Legata in qualche modo all'Ets c'è la cosiddetta Carbon border tax, o meccanismo di aggiustamento carbonio alla frontiera. In pratica, l'Ue prevede di tassare alcune materie prime che vengono importate da Paesi terzi nel mercato europeo in base al loro contenuto di Co2, ossia in base all'inquinamento generato per la loro produzione. L'obiettivo dichiarato da Bruxelles è, oltre alla raccolta di fondi, quello di proteggere le imprese europee che fanno sforzi per ridurre le loro emissioni dalla concorrenza sleale dei prodotti a basso costo provenienti da Paesi che non impongono gli stessi standard ambientali. Questa imposta, come quella sull'Ets, non piace però alle multinazionali dell'acciaio e del cemento, per esempio, che alimentano i loro stabilimenti europei (e non solo) con materie prime prodotte dalle loro stesse industrie presenti in Paesi extra-Ue. 

L'imposta sulle grandi imprese

"Le imprese che traggono enormi vantaggi dal mercato unico dell'Ue e che sopravviveranno alla crisi, anche grazie al sostegno diretto e indiretto dell'Ue e degli Stati nazionali, potrebbero contribuire a ricostruirlo nella fase di ripresa. Ciò potrebbe includere una risorsa propria basata sulle operazioni" di queste imprese. E' quanto si legge in uno dei passaggi della proposta della Commissione. Di chiaro c'è ben poco, ma su questa nuova imposta Bruxelles dichiara di puntare a raccogliere 10 miliardi all'anno. Facendo un raffronto con la proposta dell'ex Commissione Juncker, potrebbe trattarsi della base imponibile consolidata comune per l'imposta sulle società.

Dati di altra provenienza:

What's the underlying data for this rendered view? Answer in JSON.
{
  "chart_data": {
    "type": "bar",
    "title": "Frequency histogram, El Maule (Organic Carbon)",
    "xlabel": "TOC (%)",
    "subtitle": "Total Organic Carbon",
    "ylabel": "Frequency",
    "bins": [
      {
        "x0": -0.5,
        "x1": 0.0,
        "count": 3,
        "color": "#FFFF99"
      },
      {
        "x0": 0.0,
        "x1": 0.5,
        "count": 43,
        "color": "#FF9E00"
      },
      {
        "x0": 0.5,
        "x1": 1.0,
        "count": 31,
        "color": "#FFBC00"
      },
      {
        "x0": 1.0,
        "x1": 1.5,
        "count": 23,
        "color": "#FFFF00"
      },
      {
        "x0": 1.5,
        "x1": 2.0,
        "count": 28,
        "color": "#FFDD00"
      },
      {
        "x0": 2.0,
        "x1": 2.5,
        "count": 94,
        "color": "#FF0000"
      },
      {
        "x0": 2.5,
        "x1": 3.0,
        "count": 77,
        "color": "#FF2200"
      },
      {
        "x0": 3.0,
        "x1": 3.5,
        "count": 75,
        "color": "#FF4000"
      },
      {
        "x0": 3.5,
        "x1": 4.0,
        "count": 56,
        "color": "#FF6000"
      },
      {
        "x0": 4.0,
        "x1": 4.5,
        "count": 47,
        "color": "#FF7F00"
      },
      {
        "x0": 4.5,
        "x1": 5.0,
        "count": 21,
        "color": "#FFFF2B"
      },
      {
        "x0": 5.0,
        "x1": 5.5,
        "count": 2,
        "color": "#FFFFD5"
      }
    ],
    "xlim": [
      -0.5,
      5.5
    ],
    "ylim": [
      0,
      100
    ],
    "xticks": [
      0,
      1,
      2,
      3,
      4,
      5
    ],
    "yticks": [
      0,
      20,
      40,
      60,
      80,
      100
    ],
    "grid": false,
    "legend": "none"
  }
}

In sostanza, si tratterebbe di una imposta centralizzata che pagherebbero quelle multinazionali che operano in più Stati Ue pur avendo la sede fiscale (e quindi la relativa tassazione) in uno solo di essi. E' il caso, per esempio, di quelle multinazionali che realizzano profitti in tutta l'Ue, ma pagano le (poche) tasse in Olanda e Lussemburgo. Uno studio ha calcolato che i soli accordi fiscali tra giganti Usa e Paesi Bassi hanno 'tolto' al nostro Paese incassi pari a 1,5 miliardi di dollari nel bienno 2016-2017. La base imponibile comune colpirebbe questo fenomeno di elusione fiscale all'interno dell'Ue e non a caso l'Olanda (insieme a Svezia, Lussemburgo, Danimarca e Irlanda) è tra i Paesi che più si oppongono alla sua istituzione. A Bruxelles, se ne discute dal 2011. E il fatto che von der Leyen non la citi espressamente potrebbe significare che la Commissione è pronta a negoziare su questa tassa con gli oppositori. Magari in cambio di concessioni sugli aiuti a fondo perduto e i bond previsti dall'ultima proposta di bilancio.  

La digital tax

Tra le nuove imposte, trova spazio uno dei cavalli di battaglia della Francia, la digital tax. L'imposta verrebbe "applicata alle società con un fatturato superiore ai 750 milioni di euro", scrive la Commissione e di fatto andrebbe a colpire i GAFA, ossia i big del digitale come Google e Facebook, gli stessi che trovano vantaggi dai regimi fiscali agevolati di alcuni Paesi Ue. Non a caso, alla digital tax si oppongono gli stessi Paesi contrari alla base imponibile comune.

La tassa sulla plastica

Era stata una delle novità della proposta di bilancio di Juncker, ma è scomparsa dal testo di von der Leyen. Ma secondo quello che dicono fonti vicine alla Commissione europea, l'ipotesi di introdurre una tassa sulla plastica non è stata del tutto abbandonata da Bruxelles. L'imposta, come ideata da Juncker, prevedeva un contributo in base alla quantità di rifiuti non riciclati di imballaggi in plastica. In Italia, soprattutto dalle parti dell'Emilia Romagna, dove l'industria degli imballaggi è molto fiorente (e potente), c'era stata una levata di scudi contro questa proposta. L'Ue sembra averci per il momento rinunciato, nonostante i 9 miliardi di introiti che avrebbe garantito, secondo i calcoli di Bruxelles. Oltre alla riduzione dell'impatto di tali imballaggi sull'ambiente.